Beth Moore: Popular Evangelical Christian and Bible Teacher Says She’s No Longer a Baptist

“I’m still a Baptist, but I can no longer identify with Southern Baptists,” she told the news agency. “I love so many Southern Baptist people, so many Southern Baptist churches, but I do not identify with the things in our heritage that have not been left in the past.”

Moore tweeted again a message from the Religion News Service about the article, and a Moore spokeswoman told CNN that her comments in the interview were all she had to say about the case.

LifeWay Christian Resources, the publishing division of the Southern Baptist Convention, confirmed the breakup with Moore in a statement to CNN.

The Southern Baptist Convention is the largest Protestant denomination in the United States.

380 Southern Baptist leaders and volunteers accused of sexual misconduct

Moore is the founder of Living Proof Ministries, a Bible study organization for women in Houston, Texas. She has been teaching people for decades to love Jesus and to model their lives on the word of the Bible.
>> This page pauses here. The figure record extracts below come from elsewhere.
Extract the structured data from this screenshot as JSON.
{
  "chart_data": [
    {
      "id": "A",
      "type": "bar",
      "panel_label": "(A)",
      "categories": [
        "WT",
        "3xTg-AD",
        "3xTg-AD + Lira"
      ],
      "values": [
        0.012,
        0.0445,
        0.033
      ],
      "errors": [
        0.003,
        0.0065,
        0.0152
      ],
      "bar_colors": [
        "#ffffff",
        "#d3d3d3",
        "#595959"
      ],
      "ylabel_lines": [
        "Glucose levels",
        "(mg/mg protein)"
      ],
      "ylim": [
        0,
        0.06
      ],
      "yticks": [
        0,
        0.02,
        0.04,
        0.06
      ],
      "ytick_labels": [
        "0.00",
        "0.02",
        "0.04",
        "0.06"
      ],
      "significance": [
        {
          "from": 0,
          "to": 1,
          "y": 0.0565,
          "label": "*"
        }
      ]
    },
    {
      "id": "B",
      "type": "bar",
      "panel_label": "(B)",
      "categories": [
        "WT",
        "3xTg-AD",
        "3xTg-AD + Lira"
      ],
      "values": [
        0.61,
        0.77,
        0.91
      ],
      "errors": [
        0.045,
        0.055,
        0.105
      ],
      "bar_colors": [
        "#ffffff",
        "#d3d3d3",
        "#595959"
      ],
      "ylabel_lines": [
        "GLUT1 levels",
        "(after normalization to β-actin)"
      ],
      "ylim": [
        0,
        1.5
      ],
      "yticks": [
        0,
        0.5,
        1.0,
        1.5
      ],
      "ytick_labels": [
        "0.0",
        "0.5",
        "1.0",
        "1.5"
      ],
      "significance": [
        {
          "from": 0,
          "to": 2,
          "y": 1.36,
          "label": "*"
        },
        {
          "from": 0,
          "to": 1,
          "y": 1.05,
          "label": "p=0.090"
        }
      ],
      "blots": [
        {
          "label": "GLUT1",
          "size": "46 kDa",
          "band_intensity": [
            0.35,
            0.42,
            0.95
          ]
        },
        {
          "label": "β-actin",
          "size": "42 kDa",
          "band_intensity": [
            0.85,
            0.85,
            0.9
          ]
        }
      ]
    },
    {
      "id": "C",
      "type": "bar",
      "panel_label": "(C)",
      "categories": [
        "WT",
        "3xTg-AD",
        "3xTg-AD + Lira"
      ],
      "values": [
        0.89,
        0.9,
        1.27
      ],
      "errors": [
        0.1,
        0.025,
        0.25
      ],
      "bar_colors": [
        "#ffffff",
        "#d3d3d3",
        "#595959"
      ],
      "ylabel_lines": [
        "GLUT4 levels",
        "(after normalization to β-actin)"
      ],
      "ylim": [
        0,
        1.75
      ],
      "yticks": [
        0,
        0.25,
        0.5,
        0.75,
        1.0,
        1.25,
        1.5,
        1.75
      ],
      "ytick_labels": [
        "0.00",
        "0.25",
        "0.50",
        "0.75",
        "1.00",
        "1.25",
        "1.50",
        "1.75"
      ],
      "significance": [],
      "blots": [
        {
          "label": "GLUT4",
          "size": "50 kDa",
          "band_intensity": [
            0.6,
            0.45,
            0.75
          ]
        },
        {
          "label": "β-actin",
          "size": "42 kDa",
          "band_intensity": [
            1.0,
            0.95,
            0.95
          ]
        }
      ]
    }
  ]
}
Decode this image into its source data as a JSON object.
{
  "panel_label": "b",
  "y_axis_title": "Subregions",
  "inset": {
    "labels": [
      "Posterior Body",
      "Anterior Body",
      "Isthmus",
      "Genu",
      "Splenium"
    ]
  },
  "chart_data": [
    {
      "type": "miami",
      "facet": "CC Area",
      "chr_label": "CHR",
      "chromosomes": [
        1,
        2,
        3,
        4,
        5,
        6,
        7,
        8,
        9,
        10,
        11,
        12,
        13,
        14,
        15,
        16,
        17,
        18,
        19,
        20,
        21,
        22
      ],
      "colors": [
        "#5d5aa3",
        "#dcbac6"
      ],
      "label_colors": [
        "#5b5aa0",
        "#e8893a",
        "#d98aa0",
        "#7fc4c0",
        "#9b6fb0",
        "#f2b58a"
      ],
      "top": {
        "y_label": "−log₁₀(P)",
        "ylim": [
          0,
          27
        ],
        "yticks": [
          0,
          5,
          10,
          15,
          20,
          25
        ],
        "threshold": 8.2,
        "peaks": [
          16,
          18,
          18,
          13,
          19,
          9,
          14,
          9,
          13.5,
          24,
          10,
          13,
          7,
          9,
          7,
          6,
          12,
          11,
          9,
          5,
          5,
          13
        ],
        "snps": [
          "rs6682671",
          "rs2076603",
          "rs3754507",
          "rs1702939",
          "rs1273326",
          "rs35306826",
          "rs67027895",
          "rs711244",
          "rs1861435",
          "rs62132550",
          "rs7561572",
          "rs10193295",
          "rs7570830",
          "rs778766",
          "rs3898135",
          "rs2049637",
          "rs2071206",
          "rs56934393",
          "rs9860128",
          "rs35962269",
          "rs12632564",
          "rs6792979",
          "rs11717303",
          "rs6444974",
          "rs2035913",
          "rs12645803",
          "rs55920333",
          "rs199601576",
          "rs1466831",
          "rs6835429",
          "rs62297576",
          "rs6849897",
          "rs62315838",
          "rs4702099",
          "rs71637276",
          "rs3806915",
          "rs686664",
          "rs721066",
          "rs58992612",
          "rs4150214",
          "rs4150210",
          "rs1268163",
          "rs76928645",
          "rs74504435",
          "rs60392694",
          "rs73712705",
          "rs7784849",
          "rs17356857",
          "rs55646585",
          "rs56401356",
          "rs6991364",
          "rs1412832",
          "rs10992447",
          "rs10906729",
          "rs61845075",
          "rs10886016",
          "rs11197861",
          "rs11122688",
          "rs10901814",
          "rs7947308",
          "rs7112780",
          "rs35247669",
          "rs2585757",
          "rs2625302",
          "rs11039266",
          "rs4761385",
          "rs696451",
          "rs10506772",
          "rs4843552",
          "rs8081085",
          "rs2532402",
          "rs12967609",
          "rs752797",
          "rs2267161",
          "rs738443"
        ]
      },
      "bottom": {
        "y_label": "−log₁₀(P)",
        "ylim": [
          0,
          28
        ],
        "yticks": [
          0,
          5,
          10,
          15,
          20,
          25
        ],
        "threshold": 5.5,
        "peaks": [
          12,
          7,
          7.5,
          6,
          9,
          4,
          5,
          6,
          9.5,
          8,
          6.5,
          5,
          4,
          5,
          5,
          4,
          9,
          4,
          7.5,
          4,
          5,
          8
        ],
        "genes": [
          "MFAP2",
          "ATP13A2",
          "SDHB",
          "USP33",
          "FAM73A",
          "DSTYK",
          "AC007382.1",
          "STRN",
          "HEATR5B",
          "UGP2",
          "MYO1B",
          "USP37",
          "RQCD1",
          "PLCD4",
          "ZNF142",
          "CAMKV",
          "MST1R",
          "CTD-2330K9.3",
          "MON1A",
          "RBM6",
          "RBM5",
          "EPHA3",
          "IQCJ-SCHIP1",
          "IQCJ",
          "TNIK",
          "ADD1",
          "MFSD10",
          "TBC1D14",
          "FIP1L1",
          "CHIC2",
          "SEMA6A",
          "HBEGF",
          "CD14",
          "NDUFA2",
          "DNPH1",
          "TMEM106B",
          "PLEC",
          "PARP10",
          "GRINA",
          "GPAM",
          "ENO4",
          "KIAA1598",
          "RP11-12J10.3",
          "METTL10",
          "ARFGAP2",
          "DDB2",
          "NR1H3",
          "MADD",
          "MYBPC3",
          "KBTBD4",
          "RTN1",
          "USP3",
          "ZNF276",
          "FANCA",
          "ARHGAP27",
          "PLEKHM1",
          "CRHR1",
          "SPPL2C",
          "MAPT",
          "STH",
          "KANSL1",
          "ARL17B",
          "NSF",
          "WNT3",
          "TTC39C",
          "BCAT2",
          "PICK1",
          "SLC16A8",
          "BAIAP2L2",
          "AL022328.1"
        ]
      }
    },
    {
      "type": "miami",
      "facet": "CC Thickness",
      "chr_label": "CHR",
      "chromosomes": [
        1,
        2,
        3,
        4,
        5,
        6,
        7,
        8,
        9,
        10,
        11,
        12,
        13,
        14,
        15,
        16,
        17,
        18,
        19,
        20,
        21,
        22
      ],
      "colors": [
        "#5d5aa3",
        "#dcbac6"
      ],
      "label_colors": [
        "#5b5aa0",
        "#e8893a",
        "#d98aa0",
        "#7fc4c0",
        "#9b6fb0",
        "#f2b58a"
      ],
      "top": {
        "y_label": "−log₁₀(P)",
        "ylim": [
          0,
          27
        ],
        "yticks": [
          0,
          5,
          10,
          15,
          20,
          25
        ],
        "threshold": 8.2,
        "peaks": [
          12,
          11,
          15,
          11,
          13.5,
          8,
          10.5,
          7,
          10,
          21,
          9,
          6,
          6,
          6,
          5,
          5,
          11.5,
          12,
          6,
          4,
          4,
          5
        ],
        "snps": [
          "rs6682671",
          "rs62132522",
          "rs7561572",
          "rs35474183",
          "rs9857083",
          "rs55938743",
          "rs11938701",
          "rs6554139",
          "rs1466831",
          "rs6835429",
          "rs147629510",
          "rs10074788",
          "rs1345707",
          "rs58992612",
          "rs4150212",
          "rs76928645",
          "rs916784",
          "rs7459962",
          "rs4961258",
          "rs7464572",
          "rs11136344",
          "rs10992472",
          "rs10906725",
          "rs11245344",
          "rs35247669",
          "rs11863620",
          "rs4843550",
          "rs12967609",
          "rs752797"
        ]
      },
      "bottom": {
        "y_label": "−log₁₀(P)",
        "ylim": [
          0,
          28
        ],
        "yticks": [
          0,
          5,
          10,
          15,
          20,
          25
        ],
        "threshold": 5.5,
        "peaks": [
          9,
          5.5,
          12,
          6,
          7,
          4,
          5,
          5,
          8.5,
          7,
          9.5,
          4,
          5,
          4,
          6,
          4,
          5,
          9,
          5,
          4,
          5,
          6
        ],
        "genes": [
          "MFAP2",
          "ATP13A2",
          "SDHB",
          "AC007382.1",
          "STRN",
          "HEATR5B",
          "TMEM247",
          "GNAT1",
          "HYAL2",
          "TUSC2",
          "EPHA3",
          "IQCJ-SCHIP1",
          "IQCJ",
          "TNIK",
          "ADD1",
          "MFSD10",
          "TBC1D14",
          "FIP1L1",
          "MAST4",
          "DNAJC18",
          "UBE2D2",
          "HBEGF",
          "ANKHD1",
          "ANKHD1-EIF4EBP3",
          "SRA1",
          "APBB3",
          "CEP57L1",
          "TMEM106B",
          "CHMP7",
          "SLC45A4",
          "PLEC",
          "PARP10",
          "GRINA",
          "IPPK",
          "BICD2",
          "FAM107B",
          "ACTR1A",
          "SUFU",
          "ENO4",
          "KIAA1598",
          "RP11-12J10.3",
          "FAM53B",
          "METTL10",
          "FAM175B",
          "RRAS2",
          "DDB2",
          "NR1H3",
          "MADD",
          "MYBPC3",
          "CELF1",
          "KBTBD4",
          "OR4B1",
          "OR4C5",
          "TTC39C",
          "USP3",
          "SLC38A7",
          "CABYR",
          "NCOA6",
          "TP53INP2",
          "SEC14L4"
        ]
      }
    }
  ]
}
Millions of evangelical Christian women bought her books and streamed to hear her speak in front of stadium-sized crowds across the country.

In recent years, however, she has been an outspoken supporter of victims of sexual abuse and a critic of President Donald Trump – views that have caused a rift between her and other Southern Baptist leaders, who were among Trump’s most ardent supporters. .

Days after the news broke about the now infamous ‘Access Hollywood’ band in 2016, which caught Trump boasting about sexual assault of women, Moore revealed that she was also sexually abused and harassed.
“Wake up, Sleepers, with what women have been dealing with all along in environments of gross claim and power,” did she tweet at that point. “Are we sick? Yes. Surprised? NO”

She told the Religion News Service she was shocked when fellow evangelists gathered around Trump. Watching his rise, she said in the interview that she could not understand how Trump “became the banner, the poster child for the great white hope of evangelism, the salvation of the church in America.”

“I’m 63 1/2 years old and I’ve never seen anything in this United States of America. I find it surprisingly more seductive and dangerous for the saints of God than Trumpism,” Moore tweeted in December last year. “This Christian nationalism is not of God. Move back from it.”
Moore’s departure comes as the Southern Baptist Convention faces its own problems with allegations of sexual abuse and misconduct.
A series of scandals involving Southern Baptist leaders came to light in 2018. And in 2019, the Houston Chronicle and San Antonio Express-News published a comprehensive investigation that found that approximately 380 Southern Baptist leaders and volunteers had allegations of sexual misconduct and more than 700. victims have been abused for more than 20 years.
In 2018, Moore publishes a blog post titled ‘A Letter To My Brothers’ in which she writes about a female leader in the conservative evangelical sphere and describes cases of misogyny that she has personally experienced.

CNN’s Gregory Lemos contributed to this report.